Le Mémorial de Caen se flatte d’être à la fois « un musée pour la paix et une réflexion sur l’histoire du XXe siècle » (http://www.memorial-caen.fr/ . Les fonctions qu’il s’attribue sont, de même que les règles régissant le métier d’historien, incompatibles avec l’organisation d’un colloque fourre-tout aux objectifs purement politiques et idéologiques. Les communications sur les divers « massacres » soviétiques risquent d’ailleurs d’y avoir pour auteurs ceux qui se sont illustrés à Paris en mars. Je ne vois pas quel historien sérieux pourrait s’y aventurer : le diptyque des « conditions de soumission des communications » ‑ « la préférence sera accordée aux études historiques ou non [souligné par moi] faisant ressortir de nouvelles perspectives ou champs d’étude » ‑ ne laisse le champ libre qu’aux études non-historiques.

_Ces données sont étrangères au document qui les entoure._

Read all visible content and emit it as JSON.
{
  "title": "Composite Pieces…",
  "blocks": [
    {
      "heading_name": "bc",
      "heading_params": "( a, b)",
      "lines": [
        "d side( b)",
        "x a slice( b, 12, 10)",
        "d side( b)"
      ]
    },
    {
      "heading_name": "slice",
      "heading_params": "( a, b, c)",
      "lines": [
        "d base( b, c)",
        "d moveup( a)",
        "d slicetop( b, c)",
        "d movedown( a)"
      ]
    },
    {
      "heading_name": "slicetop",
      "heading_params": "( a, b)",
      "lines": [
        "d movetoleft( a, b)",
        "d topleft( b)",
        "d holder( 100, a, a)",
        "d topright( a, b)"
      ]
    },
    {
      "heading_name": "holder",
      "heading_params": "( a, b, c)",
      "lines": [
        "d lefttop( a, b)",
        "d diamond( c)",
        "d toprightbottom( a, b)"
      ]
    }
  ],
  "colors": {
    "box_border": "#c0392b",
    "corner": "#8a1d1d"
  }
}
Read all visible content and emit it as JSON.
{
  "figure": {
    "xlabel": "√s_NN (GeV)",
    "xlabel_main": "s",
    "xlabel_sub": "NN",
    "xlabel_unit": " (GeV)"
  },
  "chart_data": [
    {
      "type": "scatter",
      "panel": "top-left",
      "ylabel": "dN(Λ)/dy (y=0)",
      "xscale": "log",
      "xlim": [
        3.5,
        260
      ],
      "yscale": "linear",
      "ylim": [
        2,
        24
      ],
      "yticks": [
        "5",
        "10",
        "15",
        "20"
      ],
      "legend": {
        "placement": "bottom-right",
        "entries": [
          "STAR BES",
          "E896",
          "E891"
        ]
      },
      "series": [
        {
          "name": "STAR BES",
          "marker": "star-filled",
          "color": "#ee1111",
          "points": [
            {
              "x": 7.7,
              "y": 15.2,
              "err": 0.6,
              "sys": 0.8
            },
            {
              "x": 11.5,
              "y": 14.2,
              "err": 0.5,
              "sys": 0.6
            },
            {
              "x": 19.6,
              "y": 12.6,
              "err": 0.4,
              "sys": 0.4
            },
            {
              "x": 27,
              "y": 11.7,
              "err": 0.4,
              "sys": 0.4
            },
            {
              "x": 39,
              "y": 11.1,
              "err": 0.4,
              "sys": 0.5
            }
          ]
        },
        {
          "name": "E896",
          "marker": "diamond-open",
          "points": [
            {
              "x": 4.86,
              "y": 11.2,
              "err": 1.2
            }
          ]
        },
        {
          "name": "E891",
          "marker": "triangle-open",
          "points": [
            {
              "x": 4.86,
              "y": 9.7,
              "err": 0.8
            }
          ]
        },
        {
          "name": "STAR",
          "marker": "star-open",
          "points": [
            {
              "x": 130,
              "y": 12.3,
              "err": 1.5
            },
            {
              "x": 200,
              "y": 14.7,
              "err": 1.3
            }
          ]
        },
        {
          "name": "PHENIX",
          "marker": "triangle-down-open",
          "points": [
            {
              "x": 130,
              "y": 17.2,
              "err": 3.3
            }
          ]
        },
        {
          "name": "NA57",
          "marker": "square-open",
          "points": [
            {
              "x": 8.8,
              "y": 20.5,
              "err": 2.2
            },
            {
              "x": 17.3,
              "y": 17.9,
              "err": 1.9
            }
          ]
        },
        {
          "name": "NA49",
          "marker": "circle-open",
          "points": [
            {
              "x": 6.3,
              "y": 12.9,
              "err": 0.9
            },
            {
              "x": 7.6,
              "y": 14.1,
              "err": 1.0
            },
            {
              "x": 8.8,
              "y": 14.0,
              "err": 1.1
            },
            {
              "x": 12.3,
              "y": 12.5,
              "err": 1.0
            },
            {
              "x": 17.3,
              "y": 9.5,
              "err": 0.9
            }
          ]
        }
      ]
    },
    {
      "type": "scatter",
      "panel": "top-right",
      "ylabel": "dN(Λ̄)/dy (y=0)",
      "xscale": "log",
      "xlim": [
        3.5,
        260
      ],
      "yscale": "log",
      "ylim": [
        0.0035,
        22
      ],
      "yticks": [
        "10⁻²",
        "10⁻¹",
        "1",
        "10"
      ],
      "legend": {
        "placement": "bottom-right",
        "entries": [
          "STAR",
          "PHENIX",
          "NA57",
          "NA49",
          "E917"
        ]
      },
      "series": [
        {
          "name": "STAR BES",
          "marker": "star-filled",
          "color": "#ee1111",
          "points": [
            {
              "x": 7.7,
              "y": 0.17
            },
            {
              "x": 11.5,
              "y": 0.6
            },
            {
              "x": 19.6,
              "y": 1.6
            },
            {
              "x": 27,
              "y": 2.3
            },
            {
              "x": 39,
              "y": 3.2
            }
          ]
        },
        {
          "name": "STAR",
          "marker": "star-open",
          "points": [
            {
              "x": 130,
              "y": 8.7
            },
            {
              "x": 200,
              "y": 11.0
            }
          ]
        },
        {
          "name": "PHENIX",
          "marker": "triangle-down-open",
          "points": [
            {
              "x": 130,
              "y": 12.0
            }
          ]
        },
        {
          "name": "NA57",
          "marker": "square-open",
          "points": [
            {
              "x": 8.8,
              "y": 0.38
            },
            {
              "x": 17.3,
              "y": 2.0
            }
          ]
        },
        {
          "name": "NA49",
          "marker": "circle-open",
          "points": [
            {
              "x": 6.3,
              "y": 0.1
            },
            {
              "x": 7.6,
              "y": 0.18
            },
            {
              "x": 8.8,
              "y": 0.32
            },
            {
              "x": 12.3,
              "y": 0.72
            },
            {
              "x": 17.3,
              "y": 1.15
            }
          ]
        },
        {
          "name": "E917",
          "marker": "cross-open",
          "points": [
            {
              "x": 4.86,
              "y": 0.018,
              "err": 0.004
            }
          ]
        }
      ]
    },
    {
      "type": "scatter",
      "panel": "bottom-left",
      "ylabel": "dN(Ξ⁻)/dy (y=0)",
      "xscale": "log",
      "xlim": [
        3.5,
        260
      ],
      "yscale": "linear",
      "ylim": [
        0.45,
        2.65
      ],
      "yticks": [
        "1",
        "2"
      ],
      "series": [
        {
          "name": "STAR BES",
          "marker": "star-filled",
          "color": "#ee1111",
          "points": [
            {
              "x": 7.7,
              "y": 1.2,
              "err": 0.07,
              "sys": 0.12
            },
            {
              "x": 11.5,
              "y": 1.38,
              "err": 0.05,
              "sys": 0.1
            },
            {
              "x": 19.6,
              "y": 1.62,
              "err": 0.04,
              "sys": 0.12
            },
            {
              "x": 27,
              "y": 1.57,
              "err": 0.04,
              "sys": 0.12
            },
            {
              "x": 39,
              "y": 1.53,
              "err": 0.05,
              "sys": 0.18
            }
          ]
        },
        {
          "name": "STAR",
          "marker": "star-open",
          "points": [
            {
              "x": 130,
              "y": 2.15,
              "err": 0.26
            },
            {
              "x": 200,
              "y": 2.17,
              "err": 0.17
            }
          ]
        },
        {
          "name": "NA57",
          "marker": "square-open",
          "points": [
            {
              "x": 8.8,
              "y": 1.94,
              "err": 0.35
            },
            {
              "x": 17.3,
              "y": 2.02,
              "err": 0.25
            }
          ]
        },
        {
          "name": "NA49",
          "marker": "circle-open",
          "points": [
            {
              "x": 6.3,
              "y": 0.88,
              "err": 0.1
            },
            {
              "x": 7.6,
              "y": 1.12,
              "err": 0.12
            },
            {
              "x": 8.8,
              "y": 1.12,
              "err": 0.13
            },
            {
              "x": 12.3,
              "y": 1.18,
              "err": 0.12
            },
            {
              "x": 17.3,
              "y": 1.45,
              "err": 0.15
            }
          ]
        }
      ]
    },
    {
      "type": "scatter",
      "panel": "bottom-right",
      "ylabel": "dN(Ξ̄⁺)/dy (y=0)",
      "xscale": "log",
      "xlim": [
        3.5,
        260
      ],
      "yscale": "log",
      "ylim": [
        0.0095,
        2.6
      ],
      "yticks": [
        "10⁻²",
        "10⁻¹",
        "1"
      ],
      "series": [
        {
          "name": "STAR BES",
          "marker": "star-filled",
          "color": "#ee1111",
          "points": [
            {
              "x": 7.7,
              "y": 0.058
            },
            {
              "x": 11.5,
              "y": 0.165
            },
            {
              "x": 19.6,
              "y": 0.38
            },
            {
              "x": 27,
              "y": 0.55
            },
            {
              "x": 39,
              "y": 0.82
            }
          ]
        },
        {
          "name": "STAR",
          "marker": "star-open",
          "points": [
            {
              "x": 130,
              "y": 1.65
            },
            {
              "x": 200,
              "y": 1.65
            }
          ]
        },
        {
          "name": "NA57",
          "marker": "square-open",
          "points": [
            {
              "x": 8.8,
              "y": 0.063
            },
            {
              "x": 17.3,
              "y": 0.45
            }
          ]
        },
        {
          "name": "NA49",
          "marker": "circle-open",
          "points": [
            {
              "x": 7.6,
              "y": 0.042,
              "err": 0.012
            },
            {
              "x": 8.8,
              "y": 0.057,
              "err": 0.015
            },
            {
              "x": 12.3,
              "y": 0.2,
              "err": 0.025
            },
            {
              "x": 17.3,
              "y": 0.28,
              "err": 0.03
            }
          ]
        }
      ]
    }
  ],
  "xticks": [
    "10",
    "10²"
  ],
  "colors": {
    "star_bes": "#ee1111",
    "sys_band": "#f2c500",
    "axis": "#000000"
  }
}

En novembre 2016, des pressions politiques, auxquelles s’est aussitôt plié le directeur du Mémorial, qui ne faisait pas mystère de son antipathie envers le président de la Syrie, ont fait annuler au tout dernier moment un colloque consacré à ce pays ravagé par la guerre : « “On ne pouvait pas laisser les clés du Mémorial à un colloque suspecté de défendre les positions de Bachar el-Assad, lequel depuis 2011 conduit une guerre infâme, a déclaré Stéphane Grimaldi, le directeur du Mémorial de Caen, “cité de l’histoire pour la Paix”. » http://www.lexpress.fr/actualite/societe/le-memorial-de-caen-annule-un-colloque-sur-la-syrie-accuse-d-etre-pro-assad_1850860.html). Désormais, il ne s’agit pas de pressions politiques mais de simple rappel, à l’heure du lancement du colloque, au respect des méthodes historiques et de la morale. La seule déontologie ne peut qu’inciter le « Comité scientifique provisoire » du colloque international « Mémoires des massacres (ou crimes de masse) du XXe siècle » à renoncer à une session qui, sous sa forme actuelle, s’inscrit dans une atmosphère de Guerre froide peu propice à « la Paix. »
Je vous remercie de transmettre mon courrier à tous les membres du « Comité scientifique provisoire », dont je n’ai pas les coordonnées électroniques. Je vais naturellement informer un certain nombre de collègues anglophones, tels ceux qui, émus par l’annonce de l’incroyable invitation « universitaire » du négationniste Viatrovych à Paris, ont été à l’origine d’une (vaine) pétition contre cette présence.